Thursday, October 14, 2010

There is no Arizona

There are some friends who when you are around them you are a better person.  They are the iron that sharpens the iron of you.  They encourage, strengthen, and bless your life.  I have been blessed with a couple of those friends.  Even more blessed to have one live just around the corner from me.  

Homeschooling can be lonely.  Like anything worth doing in life it's hard, and it takes courage and often I need encouragement.  When you are surrounded by likeminded people it makes it that much easier to do.  When those likeminded people think in a different way than you do they help you see things from a different perspective and gain insight that you wouldn't find on your own. 
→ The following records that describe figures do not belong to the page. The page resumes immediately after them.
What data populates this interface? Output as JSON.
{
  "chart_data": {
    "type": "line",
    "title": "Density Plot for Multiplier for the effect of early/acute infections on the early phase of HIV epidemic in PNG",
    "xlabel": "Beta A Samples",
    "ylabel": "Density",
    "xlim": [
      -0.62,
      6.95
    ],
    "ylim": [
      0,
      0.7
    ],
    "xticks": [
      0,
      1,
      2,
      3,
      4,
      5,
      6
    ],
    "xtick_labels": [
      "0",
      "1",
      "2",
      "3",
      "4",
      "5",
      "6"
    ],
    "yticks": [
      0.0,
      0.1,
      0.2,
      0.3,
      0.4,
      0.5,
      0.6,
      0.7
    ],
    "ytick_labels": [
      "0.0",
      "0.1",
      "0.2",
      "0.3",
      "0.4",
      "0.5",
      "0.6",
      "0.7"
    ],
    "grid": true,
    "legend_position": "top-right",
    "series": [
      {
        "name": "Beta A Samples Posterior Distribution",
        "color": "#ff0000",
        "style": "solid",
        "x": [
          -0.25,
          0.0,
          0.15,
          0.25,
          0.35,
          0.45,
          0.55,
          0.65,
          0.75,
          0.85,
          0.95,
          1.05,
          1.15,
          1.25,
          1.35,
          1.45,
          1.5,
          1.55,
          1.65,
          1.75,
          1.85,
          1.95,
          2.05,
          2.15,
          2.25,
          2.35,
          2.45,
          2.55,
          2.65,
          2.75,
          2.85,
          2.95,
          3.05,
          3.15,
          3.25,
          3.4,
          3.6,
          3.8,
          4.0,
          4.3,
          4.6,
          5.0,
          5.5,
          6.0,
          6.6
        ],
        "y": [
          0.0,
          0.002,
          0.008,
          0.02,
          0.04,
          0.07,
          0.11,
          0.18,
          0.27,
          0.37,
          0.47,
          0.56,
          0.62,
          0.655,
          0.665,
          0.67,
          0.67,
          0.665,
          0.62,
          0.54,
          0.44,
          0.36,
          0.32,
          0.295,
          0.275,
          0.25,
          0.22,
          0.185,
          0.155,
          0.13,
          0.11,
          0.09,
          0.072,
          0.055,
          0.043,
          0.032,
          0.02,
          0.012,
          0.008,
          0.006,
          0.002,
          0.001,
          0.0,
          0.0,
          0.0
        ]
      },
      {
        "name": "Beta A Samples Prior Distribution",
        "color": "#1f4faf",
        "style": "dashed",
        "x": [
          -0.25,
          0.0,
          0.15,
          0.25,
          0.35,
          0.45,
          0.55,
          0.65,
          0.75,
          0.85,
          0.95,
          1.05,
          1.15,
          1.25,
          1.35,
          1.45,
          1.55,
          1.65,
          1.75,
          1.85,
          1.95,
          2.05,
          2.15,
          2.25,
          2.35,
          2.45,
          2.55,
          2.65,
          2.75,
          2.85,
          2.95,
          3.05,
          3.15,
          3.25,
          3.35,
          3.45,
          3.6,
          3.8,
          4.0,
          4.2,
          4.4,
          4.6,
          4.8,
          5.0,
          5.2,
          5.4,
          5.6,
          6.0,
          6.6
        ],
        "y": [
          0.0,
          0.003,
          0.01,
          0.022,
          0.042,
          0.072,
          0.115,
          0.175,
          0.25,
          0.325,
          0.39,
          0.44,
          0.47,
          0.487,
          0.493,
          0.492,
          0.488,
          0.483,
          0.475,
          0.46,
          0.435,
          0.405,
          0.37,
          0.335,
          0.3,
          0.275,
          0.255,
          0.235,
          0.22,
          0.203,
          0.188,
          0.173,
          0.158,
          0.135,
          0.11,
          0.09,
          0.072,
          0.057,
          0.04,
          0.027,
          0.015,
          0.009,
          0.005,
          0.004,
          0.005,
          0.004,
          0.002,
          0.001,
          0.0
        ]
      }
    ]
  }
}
In the past six years my friend has challenged my by her own actions to get outside and take my kids sledding, skiing, iceskating, or just for a walk in the snow.  Our families have gone together and sometimes we've gone without the husbands.  Sometimes it's been with other families.  We've sat on the beach, walked through the woods,  skiied over trails, talked around campfires, played together, laughed together, lived. 

I know that what I have here is something special.  It's not everywhere.  Game nights filled with games, laughter, good food and prayer.  It's been my church.  For the last three years especially this group of homeschooling mom's has been my church. 

Tonight my world shifted. My dear friend is moving, soon, and far away, probably to Arizona.  Yeah, this is all about me right now.  Later I'll be able to be happy for them, excited even for the new adventure but tonight I just cry.  If I'd known this was our last summer I'd have made more of an effort to be with them more.  If I'd only known.  Hindsight is 20/20 I know.  I feel robbed and ache for this to not be true.  I ache for my children.  Her kids are some of their best friends. 

 I don't want to fathom a future where I don't get to watch those children grow into adults.  I don't want my children to not have these children in their future.  God is in control, He works all things together for good. I know that. But tonight I'm going to cry and it sounds a lot like a country song.  There is no Arizona. 

1 comment:

  1. i love you. and i'm praying...for your heart to feel peace through this and that you will feel Him near as you grieve.